Laut der Matrikel von 1817 waren für Obbach mehr als 40 Familienvorstände aufgelistet; mehrheitlich waren die genannten im Viehhandel und "Warenhandel" (?) tätig.
Teil der Judensiedlung (Skizze Theo Dreher)
Die jüdische Gemeinde besaß eine Synagoge und ein Gemeindehaus - zudem eine Mikwe und eine Schächteinrichtung.
Synagoge in Obbach (links: Zeichnung von Theo Dreher - rechts: Ausschnitt aus einer Bildpostkarte)
Zunächst stand eine kleine Holzsynagoge im Schlosshof, die um 1865 durch ein neues steinernes Bauwerk ersetzt wurde; zur Finanzierung des Neubaus trug eine bayernweite Kollekte bei. Neben den ca. 120 Männern bestimmten Plätzen im Erdgeschoss standen den Frauen etwa 70 Sitzplätze auf der Empore zur Verfügung.
Eine jüdische Elementarschule existierte in Obbach seit 1820. Zunächst fand Unterricht in einem angemietetem Raum statt, ehe dann 1836 ein Schulhaus (mit Lehrerwohnung) erstellt wurde. Die jüdische Schule musste dann wegen zu geringer Schülerzahl 1929 geschlossen werden; die wenigen jüdischen Kinder suchten fortan die evangelische Ortsschule auf.
Zwischen Euerbach und Obbach lag der Friedhof, der den jüdischen Gemeinden der gesamten Umgebung als zentraler Begräbnisplatz diente. Das Gelände war bereits 1672 den Judenschaften von Euerbach, Obbach, Niederwerrnm und Westheim/Saale vom Grundherrn Adam Ulrich von Steinau übereignet worden; trotzdem musste an die Dorfherrschaft für jede Bestattung nochmal eine festgelegte Zahlung geleistet werden. Im Laufe des 18. und 19.Jahrhunderts wurde der Friedhof durch Grundstückszukäufe mehrfach erweitert und nahm schließlich eine Fläche von mehr als 8.000 m² ein. Auf dem Friedhofsareal stehen heute noch ca. 1.200 Grabsteine.
Zwei Grabsteine aus dem 18.Jahrhundert (Abb. aus: Sammlung Harburger)

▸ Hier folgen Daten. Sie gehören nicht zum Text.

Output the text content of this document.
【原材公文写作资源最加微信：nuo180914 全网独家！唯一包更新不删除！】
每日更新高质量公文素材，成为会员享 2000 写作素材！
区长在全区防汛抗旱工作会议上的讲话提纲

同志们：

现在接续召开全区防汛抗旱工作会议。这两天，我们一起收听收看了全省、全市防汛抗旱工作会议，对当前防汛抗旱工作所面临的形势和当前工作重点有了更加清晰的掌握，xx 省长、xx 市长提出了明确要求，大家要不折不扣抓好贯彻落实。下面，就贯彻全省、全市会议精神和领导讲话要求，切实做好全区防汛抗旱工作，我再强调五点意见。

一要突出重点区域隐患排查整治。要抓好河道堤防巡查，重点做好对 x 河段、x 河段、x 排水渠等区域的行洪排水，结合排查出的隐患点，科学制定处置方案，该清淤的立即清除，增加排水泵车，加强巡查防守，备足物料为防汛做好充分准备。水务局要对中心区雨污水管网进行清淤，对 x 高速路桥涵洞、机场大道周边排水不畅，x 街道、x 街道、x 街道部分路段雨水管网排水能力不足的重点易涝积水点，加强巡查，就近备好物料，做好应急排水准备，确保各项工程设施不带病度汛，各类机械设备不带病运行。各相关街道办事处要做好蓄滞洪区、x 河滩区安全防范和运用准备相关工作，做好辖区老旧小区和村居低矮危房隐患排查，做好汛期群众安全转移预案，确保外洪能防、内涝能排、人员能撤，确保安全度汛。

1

Das im Oberrabbinatsbezirk Würzburg liegende Obbach sollte 1839/40 eigentlich Sitz eines der insgesamt sechs vorgesehenen Distriktrabbinate werden; doch letzendlich nahm Niederwerrn dies Position ein. Anfang der 1930er Jahre unterstand die Gemeinde Obbach dem Bezirksrabbinat Schweinfurt.
Juden in Obbach:
--- um 1800 ..................... 30 Familien,
--- 1816 ........................ 168 Juden (in 40 Familien, ca. 28% d. Bevölk.),
--- 1832 ........................ 224 “ ,
--- 1850 .................... ca. 200 “ ,
--- 1867 ........................ 192 “ (ca. 29% d. Bevölk.),
--- 1890 ........................ 177 " ,
--- 1900 ........................ 174 “ ,
--- 1910 ........................ 146 “ (ca. 22% d. Bevölk.),
--- 1925 ........................ 115 “ ,
--- 1930 .................... ca. 130 “ ,
--- 1933 ........................ 106 “ ,
--- 1935 (Dez.) ................. 101 “ ,
--- 1939 (Sept.) ................ 48 “ ,
--- 1942 (Febr.) ................ 36 “ ,
(Ende Mai) ............. 7 “ ,
(Juli) ................. keine.
Angaben aus: Baruch Z. Ophir/Falk Wiesemann, Die jüdischen Gemeinden in Bayern 1918 - 1945, S. 373
und Dorfchronik des Ortes Obbach, S. 41
und W.Kraus/H.-Chr. Dittscheid/G. Schneider-Ludorff (Hrg.), Mehr als Steine … Synagogengedenkband Bayern, Unterfranken, Teilband III/2.2, S. 1461
Im Laufe des 19.Jahrhunderts gelangten manche Juden zu gewissem Wohlstand, besonders durch Vieh- und Pferdehandel, aber auch durch Handel und Kreditgeschäfte. Eine bedeutende Obbacher Familie waren die der Frankenburger, die durch Geld- u. Handelsgeschäfte für den Freiherrn von Bobenhausen und später als Bankiers in der Region tätig gewesen waren. Nach Obbach importierten die jüdischen Händler Pferde aus verschiedenen Ländern Europas, die dann hier weiterverkauft wurden. Allein fünf jüdische Metzger versorgten Obbach und die umliegenden Ortschaften mit geschächtetem Fleisch. Das Zusammenleben von jüdischen und christlichen Bewohnern verlief im allgemeinen spannungsfrei. Nur der jüdische Bankier und Millionär Frankenburger besaß bei der Bevölkerung einen "schlechten Ruf", weil er zahlreiche Bauernhöfe in den Ruin getrieben hatte. Allerdings achtete die jüdische Gemeinde streng auf ihre innere Geschlossenheit und grenzte sich bewusst von der christlichen Bevölkerung ab. Im Dorf Obbach wohnten um 1910 etwa 650 Menschen; ca. 150 von ihnen waren Juden, etwa 22% der Gesamtbevölkerung.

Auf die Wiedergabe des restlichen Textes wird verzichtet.